Não critico a religião em si. Todos precisam crer para seguir adiante. Mas é preciso ver que foi o homem, e não as divindades, quem estabeleceram seus parâmetros, suas regras, e que estas foram criadas de acordo com um panorama social e histórico. Porém, estes panoramas mudam de acordo com os tempos de acordo com as necessidades que o Homem almeja, e os recursos que ele dispõe e obteve com a sua evolução tecnológica e social. Sabemos que os parâmetros elementares estão em seus livros fundamentais (Bíblia para os Cristãos, Cabala para os Judeus, Alcorão para os Muçulmanos, etc.) que não devem ser descartados, pois seus registros históricos denotam uma tradição que deve ser mantida. Mas a interpretação destas palavras não deve ser literal, pois alguns dos conceitos abordados naqueles tempos não são compatíveis com a atualidade e também com os princípios primordiais de conduta ética e respeito aos seus semelhantes. A interpretação destas palavras deve ser transposta aos novos tempos, mantendo a essência de seus ensinamentos.
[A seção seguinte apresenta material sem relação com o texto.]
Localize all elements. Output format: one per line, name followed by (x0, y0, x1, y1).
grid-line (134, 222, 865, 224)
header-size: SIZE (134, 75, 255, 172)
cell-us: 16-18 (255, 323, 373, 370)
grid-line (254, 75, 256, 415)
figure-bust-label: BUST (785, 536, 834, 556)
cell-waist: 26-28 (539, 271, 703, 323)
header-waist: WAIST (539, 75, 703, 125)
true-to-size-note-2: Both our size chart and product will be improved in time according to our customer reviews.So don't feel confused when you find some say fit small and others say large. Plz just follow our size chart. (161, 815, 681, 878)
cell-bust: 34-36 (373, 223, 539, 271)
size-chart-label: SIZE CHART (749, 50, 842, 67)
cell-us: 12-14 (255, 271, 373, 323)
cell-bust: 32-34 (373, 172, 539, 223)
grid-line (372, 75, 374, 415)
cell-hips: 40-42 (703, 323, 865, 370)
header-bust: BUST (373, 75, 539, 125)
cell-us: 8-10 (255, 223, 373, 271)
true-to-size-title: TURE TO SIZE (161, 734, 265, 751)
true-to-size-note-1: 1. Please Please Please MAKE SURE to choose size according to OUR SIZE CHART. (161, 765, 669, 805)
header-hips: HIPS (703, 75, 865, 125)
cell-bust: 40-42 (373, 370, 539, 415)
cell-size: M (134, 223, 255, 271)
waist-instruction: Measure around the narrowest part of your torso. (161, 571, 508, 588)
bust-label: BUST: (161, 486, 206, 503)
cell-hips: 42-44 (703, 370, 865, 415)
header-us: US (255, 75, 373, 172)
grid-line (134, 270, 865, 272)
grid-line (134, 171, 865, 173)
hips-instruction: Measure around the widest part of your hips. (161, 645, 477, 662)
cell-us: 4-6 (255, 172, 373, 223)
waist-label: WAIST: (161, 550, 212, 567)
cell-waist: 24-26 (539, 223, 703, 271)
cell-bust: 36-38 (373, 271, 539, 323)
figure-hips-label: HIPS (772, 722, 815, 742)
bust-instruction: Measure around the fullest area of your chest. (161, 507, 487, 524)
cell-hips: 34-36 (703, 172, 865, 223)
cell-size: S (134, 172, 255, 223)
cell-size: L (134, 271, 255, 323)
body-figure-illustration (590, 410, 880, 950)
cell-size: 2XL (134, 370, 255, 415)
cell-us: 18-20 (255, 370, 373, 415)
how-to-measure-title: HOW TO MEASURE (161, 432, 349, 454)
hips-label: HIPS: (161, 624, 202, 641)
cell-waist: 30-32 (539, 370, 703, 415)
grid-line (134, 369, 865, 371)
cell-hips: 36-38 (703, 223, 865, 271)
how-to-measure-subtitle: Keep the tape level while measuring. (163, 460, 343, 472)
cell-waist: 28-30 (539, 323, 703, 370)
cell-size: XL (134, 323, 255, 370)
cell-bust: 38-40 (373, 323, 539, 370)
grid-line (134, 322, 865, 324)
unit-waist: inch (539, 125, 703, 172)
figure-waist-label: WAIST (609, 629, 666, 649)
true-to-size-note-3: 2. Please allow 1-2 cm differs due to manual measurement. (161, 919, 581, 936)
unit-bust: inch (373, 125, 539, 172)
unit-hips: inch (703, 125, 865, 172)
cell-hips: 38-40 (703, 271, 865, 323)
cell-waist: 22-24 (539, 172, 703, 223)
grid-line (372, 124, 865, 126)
É preciso conscientizar as pessoas sobre o mal de viver de forma irresponsável, assim como de defender radicalmente sua ideologia de forma a impor seus conceitos sobre opiniões dissonantes. Respeitar o pensamento alheio é também respeitar o próximo e viver em harmonia com ele.

Sou cristão e a história de Cristo é fascinante. Pois ele fez como muitos que hoje são massacrados por pensar diferente. Ele mostrou um novo caminho, mostrou que é sim, possível, respeitar as diferenças, que é possível ver o próximo como irmão, mesmo pensando e agindo de forma diferente do que ele pregava. E foi cativando a todos, pois acolheu os excluídos.

Assim, concluo este texto solicitando a todos que se desarmem do pudor, da indiferença, das doutrinas que nos impedem de debater temas polêmicos, para o prol de todos e não para impor uma doutrina que nem todos seguem.